International Journal of Population Data Science (Sep 2024)

Automated Translation of Chronic Disease Diagnosis Codes using the ChatGPT Large Language Model

  • Barret Monchka,
  • Hassan Maleki Golandouz,
  • Lisa Lix,
  • Amani Hamad

DOI
https://doi.org/10.23889/ijpds.v9i5.2759
Journal volume & issue
Vol. 9, no. 5

Abstract

Read online

Background The International Classification of Diseases (ICD) is revised over time and there are region-specific versions, including ICD-10-CA (Canada) and ICD-9-CM (USA). Studies spanning multiple ICD versions require crosswalks to translate diagnosis codes across versions, but manual crosswalk development is costly and requires clinical expertise. Objective To evaluate the accuracy of a pre-trained large language model (LLM) to automatically translate chronic disease diagnosis codes from ICD-10-CA to ICD-9-CM. Approach Eight prompts were developed to instruct the OpenAI Generative Pre-trained Transformer 4 (GPT-4) LLM to translate 1,272 ICD-10-CA codes for the Elixhauser Comorbidity Index to ICD-9-CM. Prompt accuracy (%) was measured against a crosswalk developed by the Canadian Institute of Health Information. Variability was assessed by replicating each prompt three times. Mean accuracy ± standard deviation was reported for each prompt across replications, for both five-digit and truncated three-digit codes. Results The highest prompt performance was observed when assigning a persona of a medical coding specialist (40.8% ± 0.9%), requesting justification for the selected code (41.4% ± 1.1%), and providing diagnosis code labels (47.5% ± 0.7%).

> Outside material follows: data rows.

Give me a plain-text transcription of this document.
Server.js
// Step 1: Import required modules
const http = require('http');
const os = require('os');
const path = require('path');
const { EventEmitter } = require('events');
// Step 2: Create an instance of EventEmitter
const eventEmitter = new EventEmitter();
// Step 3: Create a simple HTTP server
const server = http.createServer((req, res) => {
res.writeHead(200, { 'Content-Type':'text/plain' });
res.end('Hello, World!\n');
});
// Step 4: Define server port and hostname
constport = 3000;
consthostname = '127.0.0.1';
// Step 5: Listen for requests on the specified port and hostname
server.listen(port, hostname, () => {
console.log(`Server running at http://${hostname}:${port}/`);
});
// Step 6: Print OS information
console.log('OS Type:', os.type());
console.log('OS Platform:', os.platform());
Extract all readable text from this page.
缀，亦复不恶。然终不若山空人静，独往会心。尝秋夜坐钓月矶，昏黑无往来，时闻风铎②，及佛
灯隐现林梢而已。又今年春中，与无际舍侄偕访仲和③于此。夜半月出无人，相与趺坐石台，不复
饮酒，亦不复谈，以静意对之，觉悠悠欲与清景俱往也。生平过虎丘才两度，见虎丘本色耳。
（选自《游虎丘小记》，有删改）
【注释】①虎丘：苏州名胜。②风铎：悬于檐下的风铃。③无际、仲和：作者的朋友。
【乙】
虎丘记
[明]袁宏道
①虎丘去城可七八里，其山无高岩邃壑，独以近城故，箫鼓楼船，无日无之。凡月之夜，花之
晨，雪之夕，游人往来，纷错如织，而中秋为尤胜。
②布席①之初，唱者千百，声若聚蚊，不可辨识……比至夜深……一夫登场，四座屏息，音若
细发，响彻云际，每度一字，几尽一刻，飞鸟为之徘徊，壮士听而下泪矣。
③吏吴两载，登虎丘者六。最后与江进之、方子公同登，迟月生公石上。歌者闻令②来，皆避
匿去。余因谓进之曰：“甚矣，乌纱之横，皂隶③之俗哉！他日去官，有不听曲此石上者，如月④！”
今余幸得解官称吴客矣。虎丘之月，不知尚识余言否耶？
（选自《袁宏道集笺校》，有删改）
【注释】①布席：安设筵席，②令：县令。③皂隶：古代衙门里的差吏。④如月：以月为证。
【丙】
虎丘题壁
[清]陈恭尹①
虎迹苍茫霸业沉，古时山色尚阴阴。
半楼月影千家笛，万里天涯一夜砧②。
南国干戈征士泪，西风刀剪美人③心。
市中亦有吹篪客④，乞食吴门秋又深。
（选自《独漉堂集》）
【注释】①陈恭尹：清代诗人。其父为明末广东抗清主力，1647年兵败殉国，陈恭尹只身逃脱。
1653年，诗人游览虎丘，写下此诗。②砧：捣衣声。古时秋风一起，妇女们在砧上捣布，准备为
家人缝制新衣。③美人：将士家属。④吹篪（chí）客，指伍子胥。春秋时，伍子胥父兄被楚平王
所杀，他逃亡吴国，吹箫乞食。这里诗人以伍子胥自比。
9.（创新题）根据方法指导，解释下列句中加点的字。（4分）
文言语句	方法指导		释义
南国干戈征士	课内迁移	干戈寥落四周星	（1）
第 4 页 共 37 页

For truncated three-digit codes, these prompts achieved accuracy of 82.0% ± 0.5%, 80.8% ± 0.9%, and 82.7% ± 0.1%, respectively. Combining these three prompting techniques marginally improved accuracy to 48.6% ± 0.7% for five-digit codes and 84.3% ± 0.2% for truncated three-digit codes. Conclusion General-purpose LLMs are currently not sufficiently accurate at automating ICD code translation for chronic diseases. Implications Additional experiments with fine-tuning, task-specific training, and prompt engineering are needed to improve accuracy and reduce variability.